Opinião

Fase preliminar e interface com a nova Lei de Licitações no Decreto 11.129/22

Autores

  • Filipe Lovato Batich

    é advogado associado da prática White Collar & Compliance do Madrona Advogados mestre em Direito Penal pela Universidade de São Paulo (FD-USP) e professor universitário.

  • Pedro Luiz Ferreira de Almeida

    é bacharel e mestre em Direito pela PUC-SP integrante do Grupo de Pesquisa Direito e Corrupção (PUC-SP/CNPq) associado fundador do Instituto de Direito Administrativo Brasileiro (Idasan) integrante do Grupo de Pesquisa Ensino e Extensão em Direito Administrativo e Econômico diretor executivo de extensão do Centro para Estudos Empíricos Jurídicos (Ceej) e advogado no Madrona Advogados.

  • Fernando Bernardi Gallacci

    é advogado sênior da área de infraestrutura no Madrona Advogados bacharel e mestre em Direito pela PUC-SP.

27 de julho de 2022, 16h13

Desde 18 de julho de 2022 está em vigor o Decreto 11.129/2022, que regulamenta a Lei 12.846/2013 ("Lei Anticorrupção"), que dispõe a responsabilização administrativa e civil de pessoas jurídicas pela prática de atos contra a administração pública, nacional ou estrangeira. O novo decreto substitui o antigo Decreto 8.420/2015, inovando em diversos aspectos na responsabilização das empresas pela prática de atos de corrupção.

Fase preliminar de investigação
O decreto inova ao dispor sobre o procedimento de investigação preliminar prévio ao processo administrativo de responsabilização (PAR). Essa fase possui caráter sigiloso e não punitivo, tendo como finalidade apurar os indícios de autoria e materialidade dos atos de corrupção contra a administração pública federal.

Trata-se uma etapa que visa a dar cautela às investigações sobre os atos de corrupção. Mesmo porque a simples instauração de um PAR, quando não determinado o sigilo sobre os autos, já possui um efeito deletério sobre a pessoa jurídica processada.
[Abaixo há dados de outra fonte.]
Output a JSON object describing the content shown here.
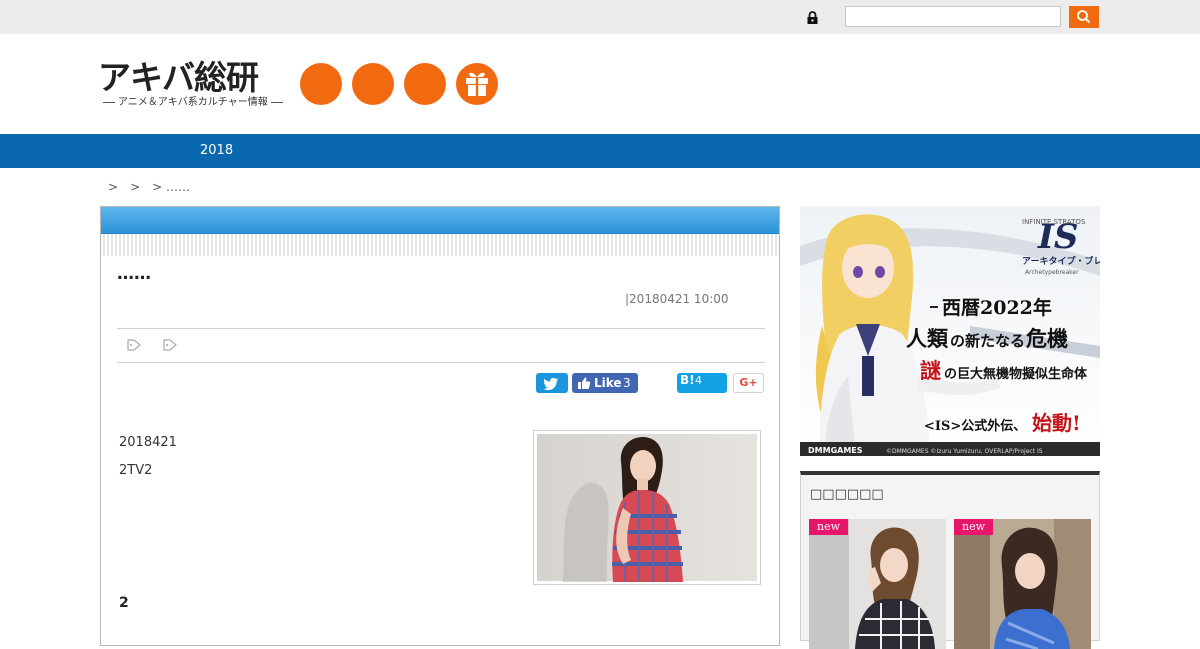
{
  "topbar": {
    "search_placeholder": "",
    "search_value": ""
  },
  "header": {
    "logo_text": "アキバ総研",
    "logo_tagline": "アニメ＆アキバ系カルチャー情報",
    "icons": [
      "orange-circle",
      "orange-circle",
      "orange-circle",
      "gift-icon"
    ]
  },
  "nav": {
    "items": [
      "2018"
    ]
  },
  "breadcrumb": {
    "separators": [
      ">",
      ">",
      ">"
    ],
    "current": "……"
  },
  "article": {
    "title": "……",
    "date": "|20180421 10:00",
    "share": {
      "facebook_label": "Like",
      "facebook_count": "3",
      "hatena_label": "B!",
      "hatena_count": "4",
      "gplus_label": "G+"
    },
    "paragraphs": [
      "2018421",
      "2TV2"
    ],
    "subheading": "2"
  },
  "ad": {
    "logo": "IS",
    "logo_sub": "INFINITE STRATOS",
    "product": "アーキタイプ・ブレイカー",
    "product_en": "Archetypebreaker",
    "line1": "西暦2022年",
    "line2a": "人類",
    "line2b": "の新たなる",
    "line2c": "危機",
    "line3a": "謎",
    "line3b": "の巨大無機物擬似生命体",
    "line4a": "<IS>公式外伝、",
    "line4b": "始動!",
    "brand": "DMMGAMES",
    "copyright": "©DMMGAMES   ©Izuru Yumizuru, OVERLAP/Project IS"
  },
  "sidebar": {
    "title": "□□□□□□",
    "cards": [
      {
        "badge": "new"
      },
      {
        "badge": "new"
      }
    ]
  },
  "colors": {
    "accent": "#f26a10",
    "nav_blue": "#0a68b0",
    "article_head": "#2b93d8",
    "new_badge": "#e6166a"
  }
}
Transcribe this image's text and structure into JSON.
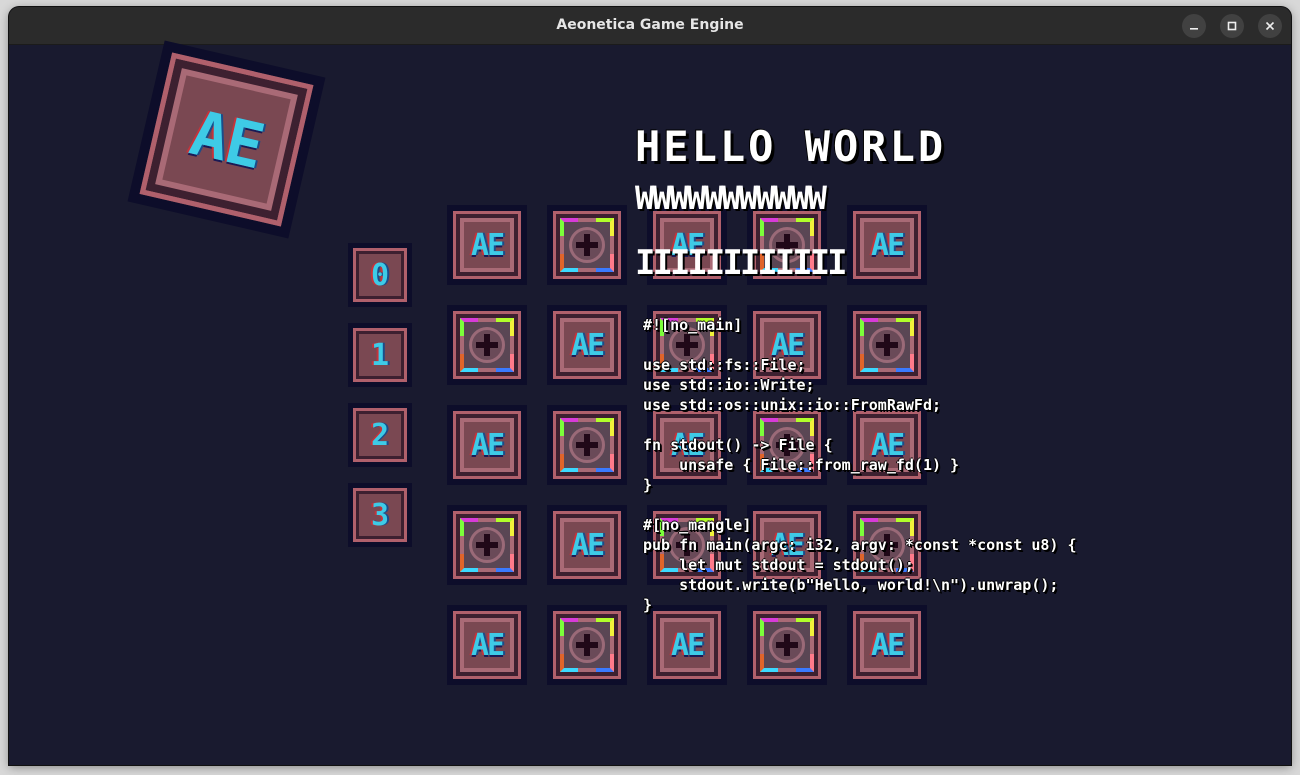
{
  "window": {
    "title": "Aeonetica Game Engine",
    "controls": [
      "minimize",
      "maximize",
      "close"
    ]
  },
  "scene": {
    "logo_text": "AE",
    "number_tiles": [
      "0",
      "1",
      "2",
      "3"
    ],
    "grid": [
      [
        "ae",
        "gear",
        "ae",
        "gear",
        "ae"
      ],
      [
        "gear",
        "ae",
        "gear",
        "ae",
        "gear"
      ],
      [
        "ae",
        "gear",
        "ae",
        "gear",
        "ae"
      ],
      [
        "gear",
        "ae",
        "gear",
        "ae",
        "gear"
      ],
      [
        "ae",
        "gear",
        "ae",
        "gear",
        "ae"
      ]
    ],
    "hello_text": "HELLO WORLD",
    "w_line": "WWWWWWWWWWW",
    "i_line": "IIIIIIIIIIII",
    "code_lines": [
      "#![no_main]",
      "",
      "use std::fs::File;",
      "use std::io::Write;",
      "use std::os::unix::io::FromRawFd;",
      "",
      "fn stdout() -> File {",
      "    unsafe { File::from_raw_fd(1) }",
      "}",
      "",
      "#[no_mangle]",
      "pub fn main(argc: i32, argv: *const *const u8) {",
      "    let mut stdout = stdout();",
      "    stdout.write(b\"Hello, world!\\n\").unwrap();",
      "}"
    ]
  },
  "colors": {
    "background": "#191a2f",
    "titlebar": "#2b2b2b",
    "tile_glyph": "#3ecbe6",
    "tile_frame": "#b0606c"
  }
}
O conhecimento sobre um PAR com a eventual divulgação pela mídia, já pode atrair uma rejeição do público e do mercado, de modo que a investigação preliminar confere uma certa "justa causa" no ato de instauração do PAR, tal qual ocorre no âmbito da responsabilização por improbidade administrativa.

O artigo 3º, § 3º, do decreto dispõe que na investigação preliminar serão praticados os atos necessários à elucidação dos fatos sob apuração, compreendidas todas as diligências "admitidas em lei".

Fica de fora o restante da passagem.